Simulating the quasi-ballistic regime of a short Gamma-Ray Burst jet

TL;DR

This paper extends 3D MHD simulations of neutron star merger jets to nearly 10 seconds, revealing challenges in jet breakout and providing insights into jet structure and energy conversion relevant for afterglow modeling.

Contribution

It introduces a general method for simulating BNS merger jets in 3D up to quasi-ballistic regimes, improving understanding of jet dynamics and structure.

Findings

Jet struggles to penetrate dense surroundings, resulting in asymmetries.

98% of jet energy is converted to kinetic energy by the end.

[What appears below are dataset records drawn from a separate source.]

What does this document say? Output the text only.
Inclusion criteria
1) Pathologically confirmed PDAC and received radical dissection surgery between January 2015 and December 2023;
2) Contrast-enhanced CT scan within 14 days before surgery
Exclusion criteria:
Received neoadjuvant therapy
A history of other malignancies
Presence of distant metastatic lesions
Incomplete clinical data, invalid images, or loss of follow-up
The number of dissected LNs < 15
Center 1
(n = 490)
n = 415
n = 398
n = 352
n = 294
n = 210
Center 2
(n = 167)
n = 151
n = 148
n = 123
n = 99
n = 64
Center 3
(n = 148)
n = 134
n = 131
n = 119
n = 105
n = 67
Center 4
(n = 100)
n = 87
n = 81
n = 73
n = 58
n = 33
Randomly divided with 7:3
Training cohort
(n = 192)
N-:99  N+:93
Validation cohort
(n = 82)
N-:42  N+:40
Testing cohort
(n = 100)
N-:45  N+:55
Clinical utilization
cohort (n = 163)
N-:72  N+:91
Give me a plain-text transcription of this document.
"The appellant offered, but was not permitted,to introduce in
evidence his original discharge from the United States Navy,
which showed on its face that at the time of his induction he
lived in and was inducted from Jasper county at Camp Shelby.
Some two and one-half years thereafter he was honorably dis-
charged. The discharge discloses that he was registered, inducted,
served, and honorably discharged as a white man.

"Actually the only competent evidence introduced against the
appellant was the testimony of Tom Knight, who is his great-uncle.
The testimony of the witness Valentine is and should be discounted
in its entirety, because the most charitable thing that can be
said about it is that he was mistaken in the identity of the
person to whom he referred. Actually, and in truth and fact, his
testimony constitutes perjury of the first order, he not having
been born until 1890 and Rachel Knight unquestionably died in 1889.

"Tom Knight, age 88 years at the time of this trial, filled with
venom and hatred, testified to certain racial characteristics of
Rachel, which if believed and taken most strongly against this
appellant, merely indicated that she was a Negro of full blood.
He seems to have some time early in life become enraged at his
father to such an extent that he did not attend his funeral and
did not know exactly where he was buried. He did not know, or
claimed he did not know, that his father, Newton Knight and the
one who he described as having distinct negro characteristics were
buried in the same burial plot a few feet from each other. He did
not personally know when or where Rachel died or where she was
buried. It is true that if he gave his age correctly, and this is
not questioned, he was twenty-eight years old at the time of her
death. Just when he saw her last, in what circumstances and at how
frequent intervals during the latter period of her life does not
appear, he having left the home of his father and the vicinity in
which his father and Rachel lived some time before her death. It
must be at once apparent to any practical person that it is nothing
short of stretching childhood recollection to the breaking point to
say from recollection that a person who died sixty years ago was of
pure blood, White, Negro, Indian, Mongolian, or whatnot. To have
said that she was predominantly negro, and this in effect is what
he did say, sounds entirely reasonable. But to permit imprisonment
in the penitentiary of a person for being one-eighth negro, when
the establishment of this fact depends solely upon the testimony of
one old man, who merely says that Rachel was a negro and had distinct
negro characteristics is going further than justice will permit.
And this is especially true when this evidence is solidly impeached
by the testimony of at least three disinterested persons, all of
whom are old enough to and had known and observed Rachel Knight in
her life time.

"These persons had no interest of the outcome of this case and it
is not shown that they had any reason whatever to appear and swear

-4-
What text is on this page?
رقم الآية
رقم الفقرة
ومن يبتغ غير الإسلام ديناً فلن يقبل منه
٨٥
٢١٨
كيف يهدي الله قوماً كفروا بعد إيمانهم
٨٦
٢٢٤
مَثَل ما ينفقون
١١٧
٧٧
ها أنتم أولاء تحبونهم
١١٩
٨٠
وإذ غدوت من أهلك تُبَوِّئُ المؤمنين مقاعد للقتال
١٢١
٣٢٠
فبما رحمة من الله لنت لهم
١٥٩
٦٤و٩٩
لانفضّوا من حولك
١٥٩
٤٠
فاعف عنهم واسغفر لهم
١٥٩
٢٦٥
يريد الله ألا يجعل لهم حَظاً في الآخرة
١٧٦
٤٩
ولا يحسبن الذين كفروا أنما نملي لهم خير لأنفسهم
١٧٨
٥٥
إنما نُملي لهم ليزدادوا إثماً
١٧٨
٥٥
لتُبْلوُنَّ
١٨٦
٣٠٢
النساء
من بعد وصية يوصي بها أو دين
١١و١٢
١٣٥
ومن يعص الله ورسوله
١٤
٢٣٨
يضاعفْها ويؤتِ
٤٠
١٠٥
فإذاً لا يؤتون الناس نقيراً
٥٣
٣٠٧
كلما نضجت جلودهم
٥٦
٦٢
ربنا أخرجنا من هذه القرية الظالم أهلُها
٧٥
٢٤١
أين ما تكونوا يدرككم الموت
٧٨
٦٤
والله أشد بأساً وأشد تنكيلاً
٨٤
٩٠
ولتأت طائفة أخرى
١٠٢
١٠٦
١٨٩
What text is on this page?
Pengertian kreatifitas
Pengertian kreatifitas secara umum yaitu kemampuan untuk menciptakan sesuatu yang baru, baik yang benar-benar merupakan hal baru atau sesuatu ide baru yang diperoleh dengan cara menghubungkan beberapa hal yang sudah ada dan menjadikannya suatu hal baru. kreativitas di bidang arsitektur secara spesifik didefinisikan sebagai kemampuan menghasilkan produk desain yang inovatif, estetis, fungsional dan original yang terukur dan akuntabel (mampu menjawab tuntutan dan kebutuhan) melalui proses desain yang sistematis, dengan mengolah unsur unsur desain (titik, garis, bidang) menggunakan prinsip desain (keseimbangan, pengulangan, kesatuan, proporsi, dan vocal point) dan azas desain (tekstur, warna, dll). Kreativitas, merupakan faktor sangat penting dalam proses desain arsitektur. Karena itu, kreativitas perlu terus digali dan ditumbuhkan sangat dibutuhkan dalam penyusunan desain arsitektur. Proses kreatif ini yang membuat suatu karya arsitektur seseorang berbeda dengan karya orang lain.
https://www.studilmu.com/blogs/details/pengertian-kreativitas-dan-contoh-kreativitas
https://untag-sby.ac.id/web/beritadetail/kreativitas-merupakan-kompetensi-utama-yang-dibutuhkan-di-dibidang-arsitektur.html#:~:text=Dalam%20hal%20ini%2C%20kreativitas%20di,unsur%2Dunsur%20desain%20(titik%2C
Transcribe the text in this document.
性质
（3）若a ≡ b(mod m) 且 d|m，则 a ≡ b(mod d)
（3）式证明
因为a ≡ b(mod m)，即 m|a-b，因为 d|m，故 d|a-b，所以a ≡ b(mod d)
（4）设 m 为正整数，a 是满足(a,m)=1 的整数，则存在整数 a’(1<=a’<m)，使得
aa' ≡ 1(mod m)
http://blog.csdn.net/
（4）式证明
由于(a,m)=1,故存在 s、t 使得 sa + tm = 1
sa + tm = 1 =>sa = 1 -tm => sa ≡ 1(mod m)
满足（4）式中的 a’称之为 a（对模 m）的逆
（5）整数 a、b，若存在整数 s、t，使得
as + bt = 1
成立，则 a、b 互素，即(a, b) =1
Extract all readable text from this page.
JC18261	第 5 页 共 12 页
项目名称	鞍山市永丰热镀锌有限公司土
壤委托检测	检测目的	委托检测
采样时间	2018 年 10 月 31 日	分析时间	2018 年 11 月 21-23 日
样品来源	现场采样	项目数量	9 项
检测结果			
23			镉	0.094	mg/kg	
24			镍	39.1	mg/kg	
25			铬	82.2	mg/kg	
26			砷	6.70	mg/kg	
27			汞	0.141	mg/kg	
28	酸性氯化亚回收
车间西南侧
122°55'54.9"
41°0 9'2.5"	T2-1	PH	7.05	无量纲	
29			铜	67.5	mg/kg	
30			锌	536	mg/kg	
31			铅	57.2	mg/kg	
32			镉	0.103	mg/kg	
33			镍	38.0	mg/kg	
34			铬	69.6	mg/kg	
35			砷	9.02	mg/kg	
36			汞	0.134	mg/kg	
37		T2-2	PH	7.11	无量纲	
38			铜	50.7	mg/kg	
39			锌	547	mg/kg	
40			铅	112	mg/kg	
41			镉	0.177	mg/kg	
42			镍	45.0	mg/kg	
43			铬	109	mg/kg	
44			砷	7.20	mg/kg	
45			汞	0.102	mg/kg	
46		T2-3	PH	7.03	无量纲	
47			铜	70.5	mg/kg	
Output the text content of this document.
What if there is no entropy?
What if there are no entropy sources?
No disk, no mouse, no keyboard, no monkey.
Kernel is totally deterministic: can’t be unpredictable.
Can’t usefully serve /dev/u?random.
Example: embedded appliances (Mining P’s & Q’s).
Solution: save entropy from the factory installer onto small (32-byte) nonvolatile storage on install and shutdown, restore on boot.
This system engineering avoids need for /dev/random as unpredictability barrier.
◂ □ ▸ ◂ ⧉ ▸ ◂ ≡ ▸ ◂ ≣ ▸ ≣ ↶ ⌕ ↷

Jet angular structure stabilizes after extended simulation.

Abstract

This study extends the 3D magnetohydrodynamic (MHD) simulation of a jet emerging from a binary neutron star (BNS) merger presented in Pavan et al. (2023), in which an incipient jet was manually injected into the realistic environment imported from a previous general-relativistic MHD simulation of a merging BNS system. The jet evolution is followed up to almost 10 seconds without loss of resolution. Our results reveal that the jet faces challenges in penetrating the dense surroundings, leading to a barely successful outflow that exhibits structural asymmetries and low Lorentz factors. By the end of the extended simulation, 98% of the jet energy is converted to kinetic form and its angular structure is stabilized. The physical quantities inferred thus provide reliable inputs for afterglow emission calculations. This work demonstrates a method for simulating jets in 3D up to nearly ballistic regimes that is general and ready to be applied to any jet in a BNS merger context.